Despite her popularity as a fan-fiction character, Rhapsody, perversely, much like Captain Scarlet, ends up suffering or deceased before her time. (‘Attrition’ by Tiger Jackson, ‘Valediction’ by Marion Woods, ‘Second Sight’ by Caroline Smith, and ‘Pride and Joy’ by Lezli Farrington) however, many of these stories are either Halloween or alternative/future timelines.


Rhapsody is one of the  four members of the Spectrum senior staff who are of British origin, the others being Captain Scarlet, Colonel White, and ex-Spectrum agent, now Mysteron agent, Captain Black


The Faces of Rhapsody Angel:  



Jean Shrimpton

Elizabeth Morgan

 'The Angels and the Creeping Enemy', John Theydon's third book

Rhapsody’s features were inspired by those of the 60’s model Jean Shrimpton and there is an obvious resemblance between the two. She was given voice by the talented Liz Morgan, who also performed as Destiny and Harmony in the series.  


The Rhapsody puppet found a new lease of life as a nurse in ‘Joe 90’, complete with a shorter hair, albeit in the same distinctive auburn red. 


Despite being one of the lesser featured Angels in the series, Rhapsody seemed to be a popular choice for the other media.  The Angels strip, printed originally in Lady Penelope, and then in Action 21 reprints, was told from Rhapsody’s point of view and she was the lead Angel character in the mini-albums, ‘Captain Scarlet and the Mysterons’, and ‘Captain Scarlet is Indestructible’. She also featured as the main character in a short story entitled ‘We will Destroy Madame LaRoche’, in the 1967 Angels storybook, and had three chapters and an illustration to herself in the novel “Angels and the Creeping Enemy”, on which cover she also was featured.  Although less used by other comic strips artists, you can still find Rhapsody in a few panels of the Century/TV 21's Captain Scarlet strips. 


For Issue number 13 of the 'Captain Scarlet and the Mysterons' magazine released by Fleetway Editions Ltd, in 1994, artist Lynn Simpson drew a colour portrait of Rhapsody Angel for her series of  characters' Portraits Gallery.  

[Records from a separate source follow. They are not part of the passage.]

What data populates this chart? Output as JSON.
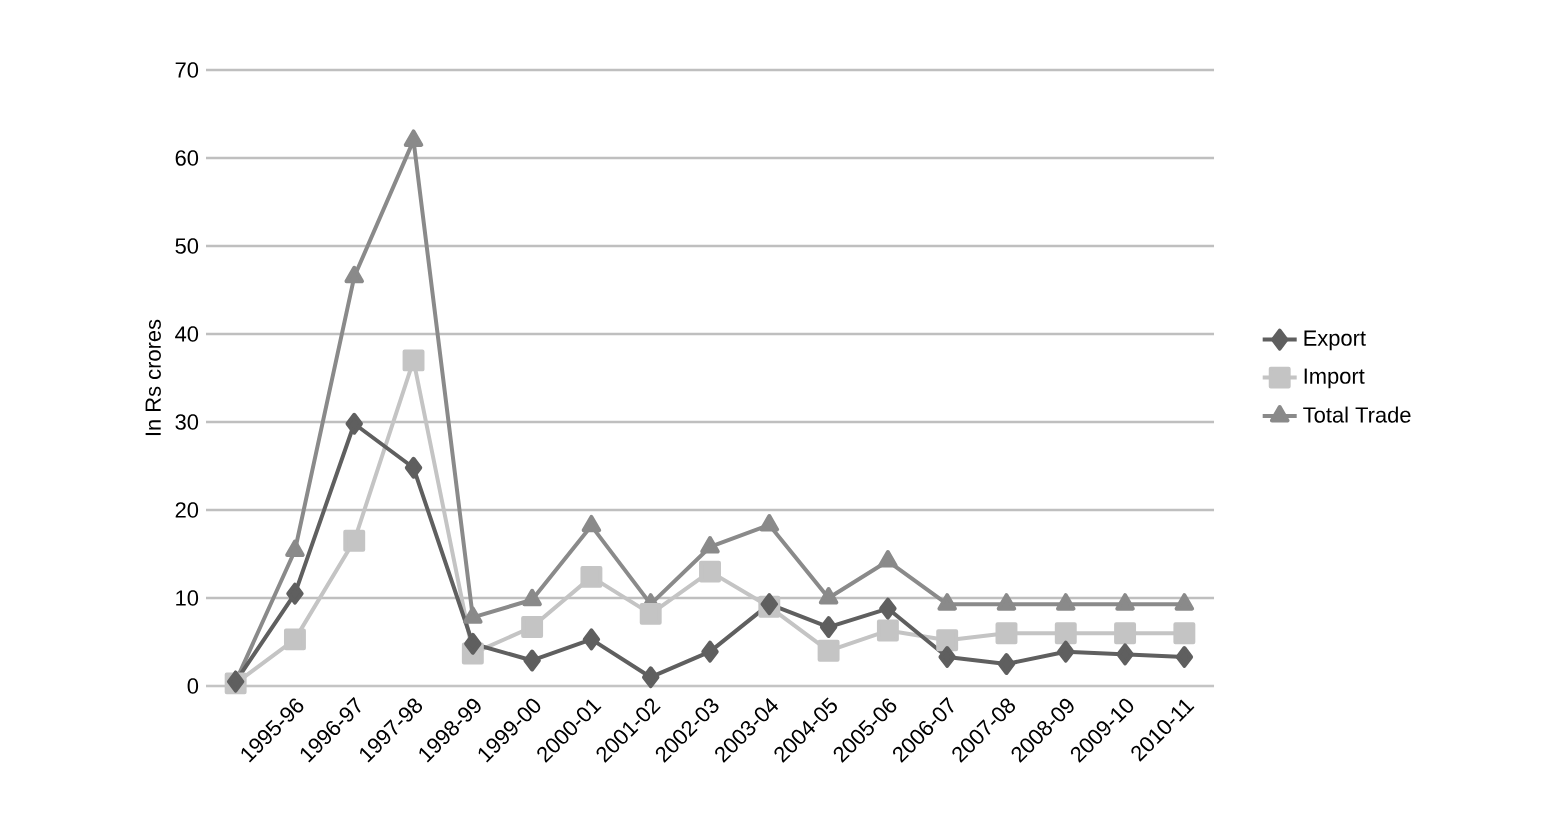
{
  "chart_data": {
    "type": "line",
    "ylabel": "In Rs crores",
    "categories": [
      null,
      "1995-96",
      "1996-97",
      "1997-98",
      "1998-99",
      "1999-00",
      "2000-01",
      "2001-02",
      "2002-03",
      "2003-04",
      "2004-05",
      "2005-06",
      "2006-07",
      "2007-08",
      "2008-09",
      "2009-10",
      "2010-11"
    ],
    "series": [
      {
        "name": "Export",
        "color": "#5f5f5f",
        "marker": "diamond",
        "values": [
          0.5,
          10.5,
          29.8,
          24.8,
          4.8,
          2.9,
          5.3,
          1.0,
          3.9,
          9.3,
          6.7,
          8.8,
          3.3,
          2.5,
          3.9,
          3.6,
          3.3
        ]
      },
      {
        "name": "Import",
        "color": "#c4c4c4",
        "marker": "square",
        "values": [
          0.3,
          5.3,
          16.5,
          37,
          3.7,
          6.7,
          12.4,
          8.2,
          13,
          9,
          4,
          6.3,
          5.2,
          6,
          6,
          6,
          6
        ]
      },
      {
        "name": "Total Trade",
        "color": "#8a8a8a",
        "marker": "triangle",
        "values": [
          0.5,
          15.4,
          46.5,
          62,
          7.8,
          9.8,
          18.2,
          9.3,
          15.8,
          18.3,
          10,
          14.2,
          9.3,
          9.3,
          9.3,
          9.3,
          9.3
        ]
      }
    ],
    "ylim": [
      0,
      70
    ],
    "yticks": [
      0,
      10,
      20,
      30,
      40,
      50,
      60,
      70
    ],
    "grid": "y",
    "legend": "right"
  }
}
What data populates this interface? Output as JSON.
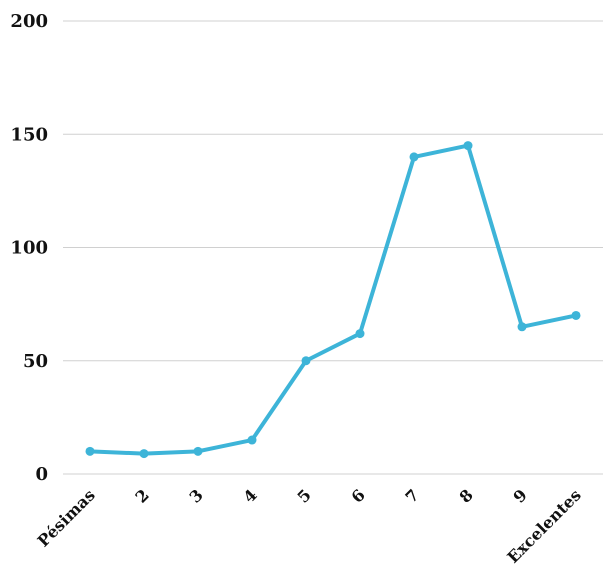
{
  "chart_data": {
    "type": "line",
    "title": "",
    "xlabel": "",
    "ylabel": "",
    "categories": [
      "Pésimas",
      "2",
      "3",
      "4",
      "5",
      "6",
      "7",
      "8",
      "9",
      "Excelentes"
    ],
    "series": [
      {
        "values": [
          10,
          9,
          10,
          15,
          50,
          62,
          140,
          145,
          65,
          70
        ]
      }
    ],
    "ylim": [
      0,
      200
    ],
    "yticks": [
      0,
      50,
      100,
      150,
      200
    ],
    "grid": true,
    "legend": "none",
    "colors": {
      "line": "#3db4d8",
      "grid": "#d0d0d0",
      "text": "#111111"
    }
  }
}
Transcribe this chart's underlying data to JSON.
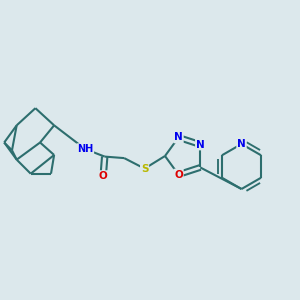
{
  "background_color": "#dce8ec",
  "bond_color": "#2d6e6e",
  "atom_colors": {
    "N": "#0000ee",
    "O": "#dd0000",
    "S": "#b8b800",
    "C": "#000000"
  },
  "figsize": [
    3.0,
    3.0
  ],
  "dpi": 100
}
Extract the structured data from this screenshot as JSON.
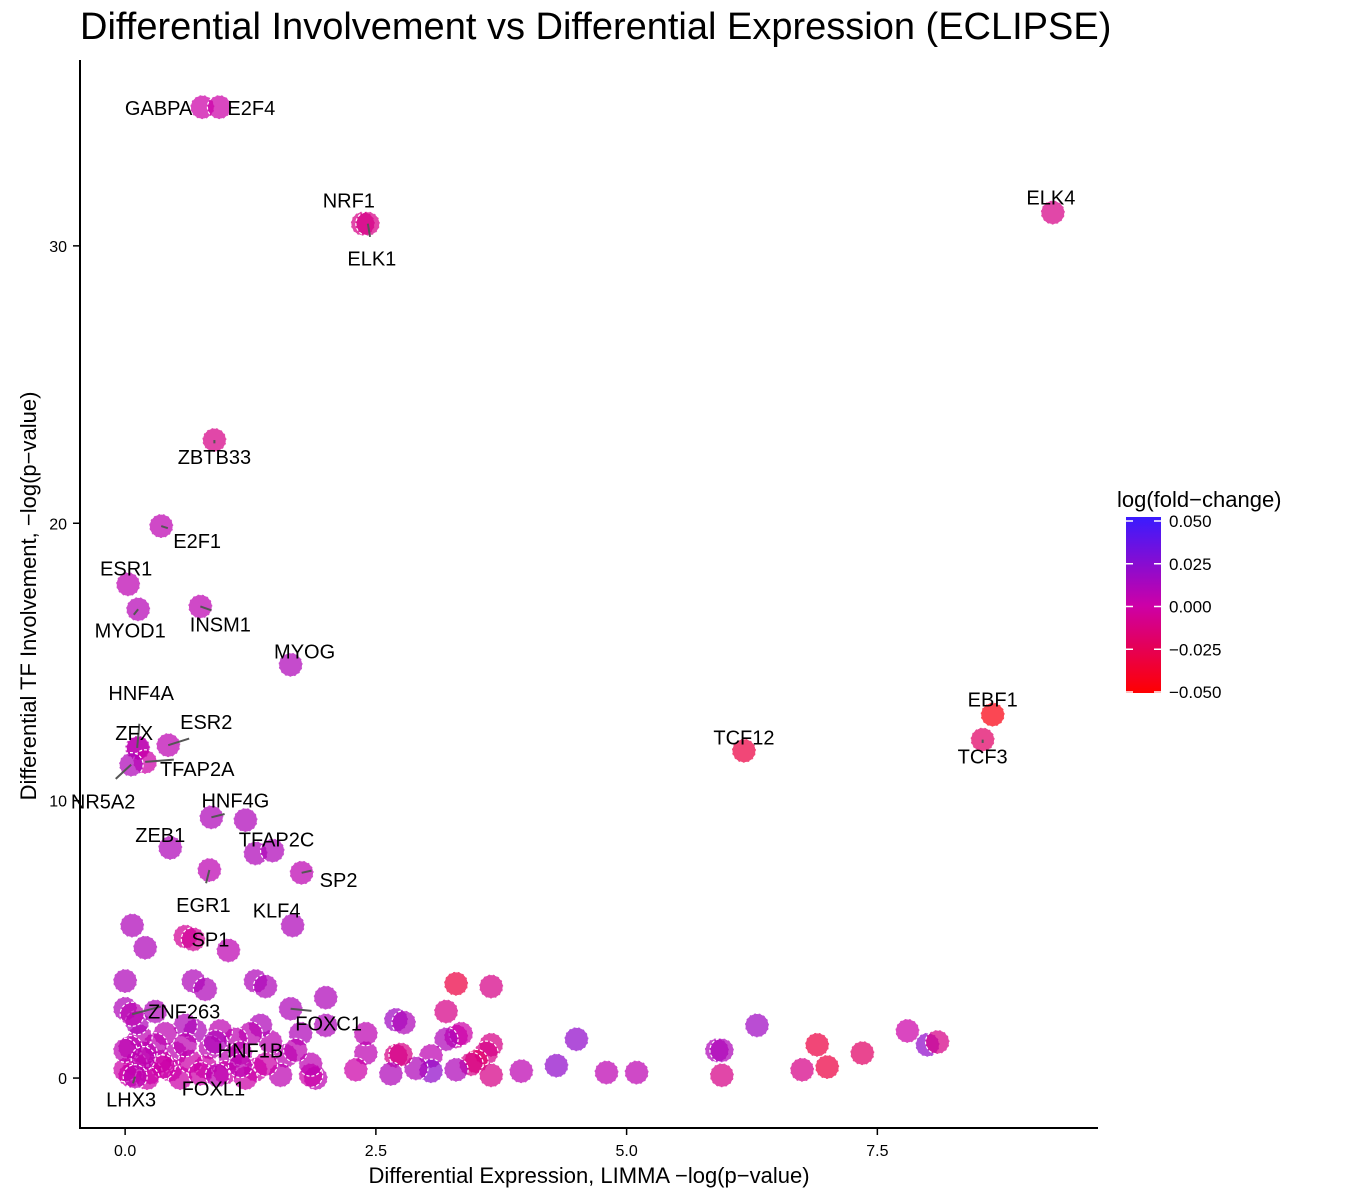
{
  "chart_data": {
    "type": "scatter",
    "title": "Differential Involvement vs Differential Expression (ECLIPSE)",
    "xlabel": "Differential Expression,  LIMMA −log(p−value)",
    "ylabel": "Differential TF Involvement, −log(p−value)",
    "xlim": [
      -0.45,
      9.7
    ],
    "ylim": [
      -1.8,
      36.7
    ],
    "xticks": [
      0,
      2.5,
      5,
      7.5
    ],
    "xtick_labels": [
      "0.0",
      "2.5",
      "5.0",
      "7.5"
    ],
    "yticks": [
      0,
      10,
      20,
      30
    ],
    "ytick_labels": [
      "0",
      "10",
      "20",
      "30"
    ],
    "grid": false,
    "legend": {
      "title": "log(fold−change)",
      "position": "right",
      "min": -0.05,
      "max": 0.05,
      "ticks": [
        0.05,
        0.025,
        0,
        -0.025,
        -0.05
      ],
      "tick_labels": [
        "0.050",
        "0.025",
        "0.000",
        "−0.025",
        "−0.050"
      ],
      "color_low": "#ff0000",
      "color_mid": "#cc00a8",
      "color_high": "#3a1bff"
    },
    "labeled_points": [
      {
        "label": "GABPA",
        "x": 0.77,
        "y": 35.0,
        "fc": 0.0
      },
      {
        "label": "E2F4",
        "x": 0.94,
        "y": 35.0,
        "fc": 0.0
      },
      {
        "label": "NRF1",
        "x": 2.37,
        "y": 30.8,
        "fc": -0.01
      },
      {
        "label": "ELK1",
        "x": 2.42,
        "y": 30.8,
        "fc": -0.01
      },
      {
        "label": "ELK4",
        "x": 9.25,
        "y": 31.2,
        "fc": -0.01
      },
      {
        "label": "ZBTB33",
        "x": 0.89,
        "y": 23.0,
        "fc": -0.01
      },
      {
        "label": "E2F1",
        "x": 0.36,
        "y": 19.9,
        "fc": 0.005
      },
      {
        "label": "ESR1",
        "x": 0.03,
        "y": 17.8,
        "fc": 0.005
      },
      {
        "label": "MYOD1",
        "x": 0.13,
        "y": 16.9,
        "fc": 0.008
      },
      {
        "label": "INSM1",
        "x": 0.75,
        "y": 17.0,
        "fc": 0.005
      },
      {
        "label": "MYOG",
        "x": 1.65,
        "y": 14.9,
        "fc": 0.01
      },
      {
        "label": "HNF4A",
        "x": 0.12,
        "y": 11.9,
        "fc": 0.005
      },
      {
        "label": "ZFX",
        "x": 0.13,
        "y": 11.9,
        "fc": 0.005
      },
      {
        "label": "ESR2",
        "x": 0.43,
        "y": 12.0,
        "fc": 0.005
      },
      {
        "label": "TFAP2A",
        "x": 0.2,
        "y": 11.4,
        "fc": 0.0
      },
      {
        "label": "NR5A2",
        "x": 0.06,
        "y": 11.3,
        "fc": 0.01
      },
      {
        "label": "EBF1",
        "x": 8.65,
        "y": 13.1,
        "fc": -0.045
      },
      {
        "label": "TCF12",
        "x": 6.17,
        "y": 11.8,
        "fc": -0.03
      },
      {
        "label": "TCF3",
        "x": 8.55,
        "y": 12.2,
        "fc": -0.02
      },
      {
        "label": "HNF4G",
        "x": 0.86,
        "y": 9.4,
        "fc": 0.01
      },
      {
        "label": "ZEB1",
        "x": 0.45,
        "y": 8.3,
        "fc": 0.01
      },
      {
        "label": "TFAP2C",
        "x": 1.47,
        "y": 8.2,
        "fc": 0.01
      },
      {
        "label": "EGR1",
        "x": 0.84,
        "y": 7.5,
        "fc": 0.005
      },
      {
        "label": "SP2",
        "x": 1.76,
        "y": 7.4,
        "fc": 0.005
      },
      {
        "label": "KLF4",
        "x": 1.67,
        "y": 5.5,
        "fc": 0.01
      },
      {
        "label": "SP1",
        "x": 1.03,
        "y": 4.6,
        "fc": 0.005
      },
      {
        "label": "ZNF263",
        "x": 0.07,
        "y": 2.3,
        "fc": 0.005
      },
      {
        "label": "FOXC1",
        "x": 1.65,
        "y": 2.5,
        "fc": 0.01
      },
      {
        "label": "HNF1B",
        "x": 1.15,
        "y": 0.45,
        "fc": 0.005
      },
      {
        "label": "FOXL1",
        "x": 0.92,
        "y": 0.1,
        "fc": 0.005
      },
      {
        "label": "LHX3",
        "x": 0.1,
        "y": 0.05,
        "fc": 0.005
      }
    ],
    "other_points": [
      {
        "x": 0.07,
        "y": 5.5,
        "fc": 0.01
      },
      {
        "x": 0.2,
        "y": 4.7,
        "fc": 0.01
      },
      {
        "x": 0.6,
        "y": 5.1,
        "fc": -0.005
      },
      {
        "x": 0.68,
        "y": 5.0,
        "fc": -0.005
      },
      {
        "x": 0.0,
        "y": 3.5,
        "fc": 0.01
      },
      {
        "x": 0.68,
        "y": 3.5,
        "fc": 0.01
      },
      {
        "x": 0.8,
        "y": 3.2,
        "fc": 0.01
      },
      {
        "x": 1.3,
        "y": 3.5,
        "fc": 0.01
      },
      {
        "x": 1.4,
        "y": 3.3,
        "fc": 0.01
      },
      {
        "x": 1.2,
        "y": 9.3,
        "fc": 0.01
      },
      {
        "x": 1.3,
        "y": 8.1,
        "fc": 0.01
      },
      {
        "x": 0.0,
        "y": 2.5,
        "fc": 0.01
      },
      {
        "x": 2.0,
        "y": 2.9,
        "fc": 0.01
      },
      {
        "x": 3.3,
        "y": 3.4,
        "fc": -0.03
      },
      {
        "x": 3.65,
        "y": 3.3,
        "fc": -0.01
      },
      {
        "x": 3.2,
        "y": 2.4,
        "fc": -0.01
      },
      {
        "x": 2.7,
        "y": 2.1,
        "fc": 0.015
      },
      {
        "x": 2.78,
        "y": 2.0,
        "fc": 0.01
      },
      {
        "x": 4.5,
        "y": 1.4,
        "fc": 0.02
      },
      {
        "x": 6.3,
        "y": 1.9,
        "fc": 0.015
      },
      {
        "x": 7.8,
        "y": 1.7,
        "fc": 0.0
      },
      {
        "x": 8.0,
        "y": 1.2,
        "fc": 0.02
      },
      {
        "x": 8.1,
        "y": 1.3,
        "fc": -0.01
      },
      {
        "x": 7.35,
        "y": 0.9,
        "fc": -0.02
      },
      {
        "x": 6.9,
        "y": 1.2,
        "fc": -0.03
      },
      {
        "x": 7.0,
        "y": 0.4,
        "fc": -0.03
      },
      {
        "x": 6.75,
        "y": 0.3,
        "fc": -0.01
      },
      {
        "x": 5.9,
        "y": 1.0,
        "fc": 0.01
      },
      {
        "x": 5.95,
        "y": 1.0,
        "fc": 0.01
      },
      {
        "x": 5.95,
        "y": 0.1,
        "fc": -0.01
      },
      {
        "x": 4.8,
        "y": 0.2,
        "fc": 0.005
      },
      {
        "x": 5.1,
        "y": 0.2,
        "fc": 0.005
      },
      {
        "x": 4.3,
        "y": 0.45,
        "fc": 0.02
      },
      {
        "x": 3.95,
        "y": 0.25,
        "fc": 0.005
      },
      {
        "x": 3.65,
        "y": 1.2,
        "fc": -0.01
      },
      {
        "x": 3.6,
        "y": 0.9,
        "fc": -0.01
      },
      {
        "x": 3.3,
        "y": 1.5,
        "fc": 0.0
      },
      {
        "x": 3.35,
        "y": 1.6,
        "fc": 0.0
      },
      {
        "x": 3.2,
        "y": 1.4,
        "fc": 0.01
      },
      {
        "x": 3.5,
        "y": 0.6,
        "fc": -0.02
      },
      {
        "x": 3.45,
        "y": 0.5,
        "fc": -0.01
      },
      {
        "x": 3.3,
        "y": 0.3,
        "fc": 0.01
      },
      {
        "x": 3.65,
        "y": 0.1,
        "fc": -0.01
      },
      {
        "x": 3.05,
        "y": 0.8,
        "fc": 0.005
      },
      {
        "x": 3.05,
        "y": 0.25,
        "fc": 0.02
      },
      {
        "x": 2.9,
        "y": 0.35,
        "fc": 0.01
      },
      {
        "x": 2.7,
        "y": 0.8,
        "fc": -0.01
      },
      {
        "x": 2.75,
        "y": 0.85,
        "fc": -0.01
      },
      {
        "x": 2.4,
        "y": 0.9,
        "fc": 0.005
      },
      {
        "x": 2.65,
        "y": 0.15,
        "fc": 0.01
      },
      {
        "x": 2.3,
        "y": 0.3,
        "fc": 0.0
      },
      {
        "x": 2.4,
        "y": 1.6,
        "fc": 0.005
      },
      {
        "x": 2.0,
        "y": 1.9,
        "fc": 0.01
      },
      {
        "x": 1.9,
        "y": 0.0,
        "fc": 0.005
      },
      {
        "x": 1.85,
        "y": 0.1,
        "fc": 0.0
      },
      {
        "x": 1.85,
        "y": 0.5,
        "fc": 0.005
      },
      {
        "x": 1.75,
        "y": 1.6,
        "fc": 0.01
      },
      {
        "x": 1.6,
        "y": 0.8,
        "fc": 0.005
      },
      {
        "x": 1.55,
        "y": 0.1,
        "fc": 0.005
      },
      {
        "x": 1.45,
        "y": 1.3,
        "fc": 0.005
      },
      {
        "x": 1.35,
        "y": 1.9,
        "fc": 0.01
      },
      {
        "x": 1.3,
        "y": 0.3,
        "fc": 0.0
      },
      {
        "x": 1.25,
        "y": 1.6,
        "fc": 0.005
      },
      {
        "x": 1.1,
        "y": 1.4,
        "fc": 0.005
      },
      {
        "x": 1.05,
        "y": 0.7,
        "fc": 0.005
      },
      {
        "x": 0.95,
        "y": 1.7,
        "fc": 0.005
      },
      {
        "x": 0.85,
        "y": 1.1,
        "fc": 0.005
      },
      {
        "x": 0.8,
        "y": 0.4,
        "fc": 0.0
      },
      {
        "x": 0.7,
        "y": 1.7,
        "fc": 0.01
      },
      {
        "x": 0.6,
        "y": 1.9,
        "fc": 0.01
      },
      {
        "x": 0.5,
        "y": 0.9,
        "fc": 0.005
      },
      {
        "x": 0.45,
        "y": 0.3,
        "fc": 0.0
      },
      {
        "x": 0.4,
        "y": 1.6,
        "fc": 0.005
      },
      {
        "x": 0.35,
        "y": 0.6,
        "fc": 0.0
      },
      {
        "x": 0.3,
        "y": 1.2,
        "fc": 0.005
      },
      {
        "x": 0.25,
        "y": 0.2,
        "fc": 0.0
      },
      {
        "x": 0.2,
        "y": 0.9,
        "fc": 0.005
      },
      {
        "x": 0.15,
        "y": 1.5,
        "fc": 0.005
      },
      {
        "x": 0.1,
        "y": 0.5,
        "fc": 0.0
      },
      {
        "x": 0.05,
        "y": 1.1,
        "fc": 0.005
      },
      {
        "x": 0.05,
        "y": 0.1,
        "fc": 0.0
      },
      {
        "x": 0.0,
        "y": 0.3,
        "fc": 0.0
      },
      {
        "x": 0.0,
        "y": 1.0,
        "fc": 0.005
      },
      {
        "x": 0.12,
        "y": 2.0,
        "fc": 0.01
      },
      {
        "x": 0.3,
        "y": 2.4,
        "fc": 0.01
      },
      {
        "x": 0.55,
        "y": 0.0,
        "fc": 0.0
      },
      {
        "x": 0.65,
        "y": 0.6,
        "fc": 0.0
      },
      {
        "x": 0.75,
        "y": 0.15,
        "fc": 0.0
      },
      {
        "x": 1.0,
        "y": 0.2,
        "fc": 0.0
      },
      {
        "x": 1.15,
        "y": 0.9,
        "fc": 0.005
      },
      {
        "x": 1.4,
        "y": 0.5,
        "fc": 0.0
      },
      {
        "x": 1.7,
        "y": 1.0,
        "fc": 0.005
      },
      {
        "x": 0.9,
        "y": 1.3,
        "fc": 0.01
      },
      {
        "x": 0.38,
        "y": 0.4,
        "fc": 0.0
      },
      {
        "x": 0.22,
        "y": 0.0,
        "fc": 0.0
      },
      {
        "x": 0.6,
        "y": 1.2,
        "fc": 0.005
      },
      {
        "x": 1.2,
        "y": 0.0,
        "fc": 0.0
      },
      {
        "x": 0.18,
        "y": 0.7,
        "fc": 0.005
      }
    ]
  }
}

From the Angels comic strip

Mike White's art


Art by Lynn 


Rhapsody gets wet, in the first story arc from

Ron Embleton in the TV/Century 21 strip




CGI Rhapsody:


There is little information on the character of Rhapsody in New Captain Scarlet, other than the information that she was a pilot for rescue helicopters for the Royal Naval Air Service, and that her real name is Caroline Foster-Finch. This surname, suggesting she might hail from the English upper classes, is the only resemblance to the original Rhapsody. She only appears in a few episodes of the series, mainly in non-speaking parts, and does have only a few lines in those where she speaks.